In any case, Neural net modeling, which was the original topic of this discussion, is essentially focused on studying non-syntactic computation. If the response to this is that it is still flawed because ANNs are mostly implemented on digital (and therefore nominally symbolic) computational systems, then, even ignoring the point of the larger system above, this objection reduces to a simple implementation technology issue as opposed to a fundamental constraint of ANNs as an ANN is not necessarily limited to implementation on nominally digital platforms. If implementation on digital logic is found to be fundamentally limiting for some as-yet unknown reason, then that can be addressed via moving to analog, quantum, or biochemical systems (which, taken to the extreme, could simply be an artificially constructed human brain).

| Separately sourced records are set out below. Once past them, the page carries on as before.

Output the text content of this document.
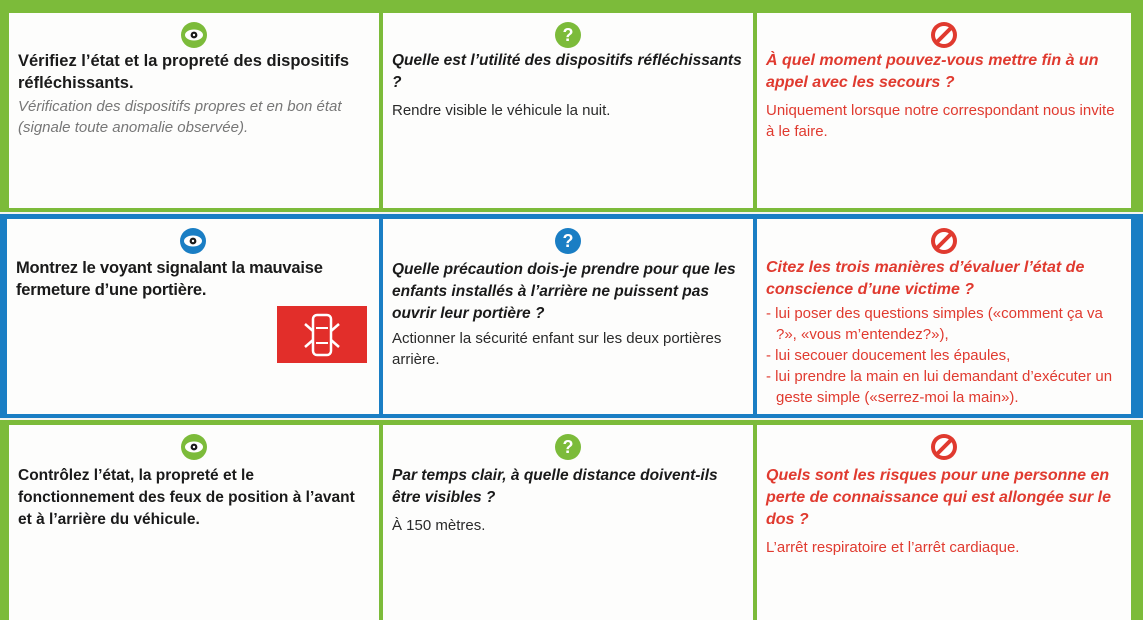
Vérifiez l’état et la propreté des dispositifs réfléchissants.
Vérification des dispositifs propres et en bon état (signale toute anomalie observée).
?
Quelle est l’utilité des dispositifs réfléchissants ?
Rendre visible le véhicule la nuit.
À quel moment pouvez-vous mettre fin à un appel avec les secours ?
Uniquement lorsque notre correspondant nous invite à le faire.
Montrez le voyant signalant la mauvaise fermeture d’une portière.
?
Quelle précaution dois-je prendre pour que les enfants installés à l’arrière ne puissent pas ouvrir leur portière ?
Actionner la sécurité enfant sur les deux portières arrière.
Citez les trois manières d’évaluer l’état de conscience d’une victime ?
- lui poser des questions simples («comment ça va ?», «vous m’entendez?»),
- lui secouer doucement les épaules,
- lui prendre la main en lui demandant d’exécuter un geste simple («serrez-moi la main»).
Contrôlez l’état, la propreté et le fonctionnement des feux de position à l’avant et à l’arrière du véhicule.
?
Par temps clair, à quelle distance doivent-ils être visibles ?
À 150 mètres.
Quels sont les risques pour une personne en perte de connaissance qui est allongée sur le dos ?
L’arrêt respiratoire et l’arrêt cardiaque.
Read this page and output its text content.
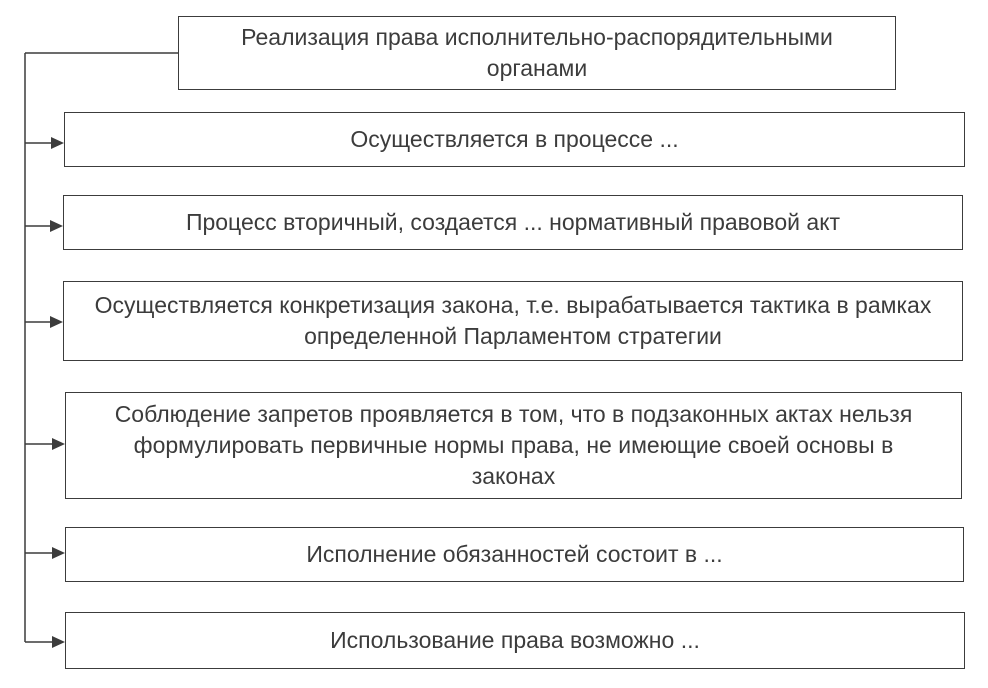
Реализация права исполнительно-распорядительными органами
Осуществляется в процессе ...
Процесс вторичный, создается ... нормативный правовой акт
Осуществляется конкретизация закона, т.е. вырабатывается тактика в рамках определенной Парламентом стратегии
Соблюдение запретов проявляется в том, что в подзаконных актах нельзя формулировать первичные нормы права, не имеющие своей основы в законах
Исполнение обязанностей состоит в ...
Использование права возможно ...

In essence, while I agree that the cognitive model of the mind processing symbols to which we assign meaning is flawed, it is incorrect to assert that computation is necessarily limited to this model. In that view, the CR only addresses a very narrow class of AI based on the reality/interaction -> symbol -> meaning cognitive model, where the mind's interaction with reality is mediated by a purely symbolic interface, as opposed to the connectionist model of reality/interaction -> a-symbolic sensory input -> meaning -> symbol where symbols are only created as a result of assignment of meaning, and then later inserted into the cognitive process as useful filters or abstractions that allows the mind to more quickly/efficiently deal with inputs. This model of the cognitive process rejects Searle's CR as valid as in this context the CR argument's premise begs the question by imposing the restriction that symbols must be specified before meaning is assigned (i.e., they are not symbols to the CR, but are in fact someone else's symbols), and the more subtle inference that the system must ultimately respond to each symbol as a hypothetical native Chinese speaking conversation partner (or otherwise immediately pass the Turing test as applied by a Chinese speaker) in order to qualify as being conscious. In order to do so with a foreign set of symbols that have not been internalized by the consciousness means it must either fail the Turing test or to simply get inside (or alternatively internalize) the Chinese Room and process symbols via complex lookup. As passing the Turing test is a premise of the CR, then we are left with the latter scenario whereby even an assumed consciousness, being forced to work with symbols created by someone else to which it has not developed or assigned any meaning, must simply respond to inputs mechanically based on the rules it has been supplied a premise of the though experiment. In other words, even if a consciousness does exist, it cannot simultaneously understand Chinese and satisfy the other premises due to the conditions imposed by the thought experiment, so the possibilities of the CR are a consciousness that does not understand Chinese, or a lack of consciousness and simple mechanical symbol processing. The conclusion of the CR argument is therefore a recursive and inevitable outcome of the combination of the reality -> symbol -> meaning cognitive model and the conditions of the experiment.